I think it’s safe to say that we’ve probably all met a guy who seemed to be perfect: funny, smart, charming, the whole nine yards. But the more time you spent with him, the more warning signs started to appear to show you that perhaps Mr. Perfect wasn’t so perfect after all. When the red flags start popping up, sometimes we have to look a little deeper than the surface to ensure that the guy who wants to be with us isn’t just an bad guy in nice guy clothing.
He genuinely seems to care about you. This is probably the most important item on the list, and perhaps the most obvious. Finding someone who really cares about you is hard to find, but if you’re with someone who doesn’t, what’s the point? You need a man who will genuinely want to know how your day went and want to cheer you up if you’re down.
He doesn’t belittle or talk condescendingly to you or any other woman. Any man who doesn’t see women as equals is not someone you want to spend your life with. You’re supposed to be his partner, not his cook/mother/maid/planner.
He’s nice to waiters when you go out and leaves decent tips. If he’s not polite to people who are waiting on him and doesn’t tip for good service, it’s a huge red flag that speaks to his character at large. Not only is he cheap, but he’s an bad guy.
He understands that you need your space. He’s not going to freak if you go out for a girl’s night because understands that sometimes you just have to let off some steam and hang with your friends. Or, if you just need to chill with some pizza and Netflix on your own, that’s cool with him, too.
He’s kind to animals and children. This is a must. If he’s anything but nice to the meekest of us, he’s not going to be any nicer to anyone else, and he shouldn’t be someone you want to spend your time with.
He looks you in the eye when he’s speaking to you. Of course, I understand that some guys are shy, but as an adult, he should definitely be comfortable enough to look at you when he’s speaking to you. It’s disrespectful to you for his gaze to be wandering while you’re engaged in a conversation.
He doesn’t pressure you to make decisions too quickly. Whether it’s the little things like where to have dinner or what flavor ice cream you want or the bigger issues like moving in together or having kids, he knows you need time to self-reflect and will never rush you into doing something you’re not sure about.

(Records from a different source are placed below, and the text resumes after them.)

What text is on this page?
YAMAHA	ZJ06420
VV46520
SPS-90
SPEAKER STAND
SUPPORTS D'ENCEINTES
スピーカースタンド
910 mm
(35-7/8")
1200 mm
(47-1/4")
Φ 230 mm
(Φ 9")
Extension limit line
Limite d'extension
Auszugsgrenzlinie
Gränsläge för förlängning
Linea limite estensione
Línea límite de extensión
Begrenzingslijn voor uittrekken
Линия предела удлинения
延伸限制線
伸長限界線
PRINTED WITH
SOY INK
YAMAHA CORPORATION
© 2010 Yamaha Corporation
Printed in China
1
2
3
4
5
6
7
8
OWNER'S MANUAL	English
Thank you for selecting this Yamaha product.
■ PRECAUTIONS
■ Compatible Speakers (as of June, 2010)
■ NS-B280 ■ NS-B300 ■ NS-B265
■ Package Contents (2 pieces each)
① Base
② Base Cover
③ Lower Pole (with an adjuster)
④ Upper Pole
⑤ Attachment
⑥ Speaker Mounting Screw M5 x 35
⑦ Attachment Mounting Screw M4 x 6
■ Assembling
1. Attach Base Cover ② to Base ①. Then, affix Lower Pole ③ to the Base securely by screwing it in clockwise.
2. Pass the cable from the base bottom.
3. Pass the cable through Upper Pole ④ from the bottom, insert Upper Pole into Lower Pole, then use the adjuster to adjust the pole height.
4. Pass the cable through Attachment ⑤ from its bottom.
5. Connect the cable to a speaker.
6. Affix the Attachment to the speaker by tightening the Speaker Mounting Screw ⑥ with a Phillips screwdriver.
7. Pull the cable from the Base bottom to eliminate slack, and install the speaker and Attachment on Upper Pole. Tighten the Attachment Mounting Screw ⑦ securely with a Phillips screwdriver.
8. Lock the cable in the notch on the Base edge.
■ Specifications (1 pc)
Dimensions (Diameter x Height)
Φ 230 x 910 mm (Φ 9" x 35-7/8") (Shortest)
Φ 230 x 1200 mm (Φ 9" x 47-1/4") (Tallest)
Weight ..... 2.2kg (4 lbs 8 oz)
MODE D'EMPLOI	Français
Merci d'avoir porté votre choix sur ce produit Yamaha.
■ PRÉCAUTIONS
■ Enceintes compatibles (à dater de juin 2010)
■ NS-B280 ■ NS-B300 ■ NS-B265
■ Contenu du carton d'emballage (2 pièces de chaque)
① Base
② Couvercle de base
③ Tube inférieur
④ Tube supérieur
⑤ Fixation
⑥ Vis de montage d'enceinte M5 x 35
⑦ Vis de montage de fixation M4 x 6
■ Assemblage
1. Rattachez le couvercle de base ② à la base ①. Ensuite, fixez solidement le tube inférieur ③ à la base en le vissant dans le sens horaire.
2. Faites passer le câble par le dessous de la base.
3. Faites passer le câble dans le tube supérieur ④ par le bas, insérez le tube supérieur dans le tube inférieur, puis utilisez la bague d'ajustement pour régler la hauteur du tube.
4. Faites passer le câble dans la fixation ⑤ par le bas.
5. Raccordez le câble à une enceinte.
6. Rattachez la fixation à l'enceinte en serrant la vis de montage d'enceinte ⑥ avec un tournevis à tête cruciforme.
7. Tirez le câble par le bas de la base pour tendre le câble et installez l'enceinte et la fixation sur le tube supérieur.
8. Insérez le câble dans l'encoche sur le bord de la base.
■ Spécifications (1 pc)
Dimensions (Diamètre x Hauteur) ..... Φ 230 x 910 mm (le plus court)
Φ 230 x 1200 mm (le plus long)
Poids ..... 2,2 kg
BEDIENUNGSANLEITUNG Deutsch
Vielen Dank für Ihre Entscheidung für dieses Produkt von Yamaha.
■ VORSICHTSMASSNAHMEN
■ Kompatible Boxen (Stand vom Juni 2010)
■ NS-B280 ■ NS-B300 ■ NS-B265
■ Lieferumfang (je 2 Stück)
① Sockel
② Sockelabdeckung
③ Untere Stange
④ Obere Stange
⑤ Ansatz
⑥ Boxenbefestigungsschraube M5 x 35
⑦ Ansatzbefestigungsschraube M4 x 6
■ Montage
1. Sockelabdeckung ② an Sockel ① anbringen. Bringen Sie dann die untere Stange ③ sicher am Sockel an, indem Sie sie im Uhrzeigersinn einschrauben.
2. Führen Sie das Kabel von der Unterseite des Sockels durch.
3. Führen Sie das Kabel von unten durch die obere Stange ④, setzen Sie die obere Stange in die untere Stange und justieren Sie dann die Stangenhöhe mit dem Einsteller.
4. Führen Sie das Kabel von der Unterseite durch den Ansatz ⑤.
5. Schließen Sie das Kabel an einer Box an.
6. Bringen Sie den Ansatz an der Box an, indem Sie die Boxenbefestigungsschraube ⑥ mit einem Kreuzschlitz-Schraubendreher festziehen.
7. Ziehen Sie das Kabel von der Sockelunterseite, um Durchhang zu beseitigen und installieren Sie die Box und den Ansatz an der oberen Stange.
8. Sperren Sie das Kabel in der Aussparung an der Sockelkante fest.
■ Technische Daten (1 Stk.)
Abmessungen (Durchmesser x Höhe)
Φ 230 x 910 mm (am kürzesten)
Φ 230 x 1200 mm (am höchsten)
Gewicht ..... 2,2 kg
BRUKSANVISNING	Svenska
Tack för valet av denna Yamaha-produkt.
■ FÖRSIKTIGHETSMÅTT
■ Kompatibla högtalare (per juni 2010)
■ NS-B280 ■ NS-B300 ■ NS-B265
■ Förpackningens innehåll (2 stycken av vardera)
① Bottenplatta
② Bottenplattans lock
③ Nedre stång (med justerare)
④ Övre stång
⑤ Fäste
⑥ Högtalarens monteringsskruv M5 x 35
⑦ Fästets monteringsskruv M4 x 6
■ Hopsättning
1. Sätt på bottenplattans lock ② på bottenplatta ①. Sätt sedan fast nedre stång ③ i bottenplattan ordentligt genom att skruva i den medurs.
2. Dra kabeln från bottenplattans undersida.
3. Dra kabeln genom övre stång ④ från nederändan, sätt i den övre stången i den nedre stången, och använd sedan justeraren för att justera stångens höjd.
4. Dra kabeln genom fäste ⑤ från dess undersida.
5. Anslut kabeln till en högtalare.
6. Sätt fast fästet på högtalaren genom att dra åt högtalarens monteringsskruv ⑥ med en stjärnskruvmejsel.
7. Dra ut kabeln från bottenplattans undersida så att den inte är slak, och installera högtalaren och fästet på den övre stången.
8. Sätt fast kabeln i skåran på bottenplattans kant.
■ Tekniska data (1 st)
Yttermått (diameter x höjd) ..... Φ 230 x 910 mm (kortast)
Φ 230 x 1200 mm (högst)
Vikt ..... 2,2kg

He doesn’t second-guess everything you say. When you tell him your phone died, he doesn’t flip out and think you’re lying so you can cheat on him. He trusts you when you tell him you’re texting your best friend instead of insisting that you’re being unfaithful. In my experience, it seems like the men who always think you have something to hide usually have a few things to hide themselves.
He doesn’t unload or take out all of his frustrations on you. Work can be stressful, but if he’s coming home every night and taking that stress out on you (i.e. yelling at you, answering you shortly, closing himself off completely, etc.) that’s not okay.
He’s honest with you, even when it’s not an easy subject to tackle. It’s hard to be honest about what you really want out of life and it’s even harder to be honest about what you need to work on to achieve those things. If he can’t be truthful with you, he’s probably not being truthful to himself, either. And if that’s the case, he has a lot of growing up left to do.
He shows you how much he cares about you with actions, not just words. Even if it’s something as small as coming home with your favorite candy bar or noticing when you’re down about something and rushing over to give you a hug, actions speak so much louder than words. Anyone can say they love you. Not everyone can show you what that looks like.